MMPs serve key roles during tumor metastasis by degrading multiple proteins in the extracellular matrix (14). Upregulated MMP expression in glioma can directly or indirectly degrade the extracellular matrix and basement membrane, which results in glioma invasion and peripheral tumor tissue edema (14). Consequently, MMPs are regarded as biomarkers of glioma progression (15). In addition, they can promote the structural rigidity, motility and proliferation of glioma cells (15). MMP inhibitors can suppress C6 glioma cell invasion in an optic nerve explant. Furthermore, MMP-2 and MMP-9 secreted by BT5C rat glioma cells can destroy cultured brain tissue. In addition, research in vitro suggests that MMPs secreted by glioma cells can decompose extracellular matrix proteins (14). Additionally, MMPs can promote tumor cell invasion into normal brain tissue, and enhance glioma invasion (14). In the present study, an MMP-9 inhibitor reduced the effects of miR-34a downregulation in glioma cells. Yang et al (16) indicated that miR-34a inhibits cell migration and invasion of esophageal squamous cell carcinoma by targeting MMP-2/MMP-9/fibronectin type III domain-containing protein 3B.
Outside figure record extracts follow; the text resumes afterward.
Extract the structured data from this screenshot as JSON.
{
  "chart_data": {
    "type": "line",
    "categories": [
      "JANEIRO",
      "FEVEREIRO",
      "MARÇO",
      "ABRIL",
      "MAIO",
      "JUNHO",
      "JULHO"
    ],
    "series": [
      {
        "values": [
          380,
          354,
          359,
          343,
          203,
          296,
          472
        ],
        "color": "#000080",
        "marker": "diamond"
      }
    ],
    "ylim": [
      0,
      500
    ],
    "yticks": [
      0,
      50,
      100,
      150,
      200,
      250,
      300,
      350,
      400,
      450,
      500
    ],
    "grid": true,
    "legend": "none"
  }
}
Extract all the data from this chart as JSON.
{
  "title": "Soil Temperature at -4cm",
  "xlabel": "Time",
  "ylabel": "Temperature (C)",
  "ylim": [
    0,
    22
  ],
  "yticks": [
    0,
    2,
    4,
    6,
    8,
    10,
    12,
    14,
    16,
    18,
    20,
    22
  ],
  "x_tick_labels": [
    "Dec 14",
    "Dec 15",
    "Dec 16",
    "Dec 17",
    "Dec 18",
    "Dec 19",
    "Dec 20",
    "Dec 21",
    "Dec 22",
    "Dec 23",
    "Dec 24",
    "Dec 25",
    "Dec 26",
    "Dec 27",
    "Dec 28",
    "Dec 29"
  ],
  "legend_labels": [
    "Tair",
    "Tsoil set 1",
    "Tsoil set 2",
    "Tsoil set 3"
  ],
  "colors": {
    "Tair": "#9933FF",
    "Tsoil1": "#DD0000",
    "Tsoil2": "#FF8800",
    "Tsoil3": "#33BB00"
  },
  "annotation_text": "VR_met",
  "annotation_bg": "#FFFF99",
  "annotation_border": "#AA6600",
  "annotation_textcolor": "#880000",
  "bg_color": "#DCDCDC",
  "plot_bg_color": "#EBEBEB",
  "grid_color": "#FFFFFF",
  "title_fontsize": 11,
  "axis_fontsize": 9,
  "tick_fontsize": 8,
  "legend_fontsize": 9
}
In conclusion, the present study demonstrated that MMP-9 expression was increased and miR-34a was suppressed in patients with glioma. The downregulation of miR-34a promoted cell growth and migration, and inhibited apoptosis in glioma cells by activation of MMP-9; thus enhancing the expression of miR-34a may be a novel strategy to suppress the progression of glioma.
Acknowledgements
Not applicable.
Funding
The present study was supported by funds from the Education Department of Jilin Province (grant no. JJKH20170056KJ).
Availability of data and materials
The analyzed data sets generated during the study are available from the corresponding author on reasonable request.
Authors' contributions
JP designed the study. XW, XC, LS, XB, HH and LC performed the experiments. JP and XW analyzed the data. JP wrote the manuscript.
Ethics approval and consent to participate
The present study was approved by the Ethics Committee of Affiliated Hospital of Beihua University. The study was performed in accordance with the regulations of the Institutional Review Board of Affiliated Hospital of Beihua University. Written informed consent was obtained prior to surgery from all enrolled patients.
Patient consent for publication
Written informed consent was obtained prior to surgery from all enrolled patients.
Competing interests
The authors declare they have no competing interests.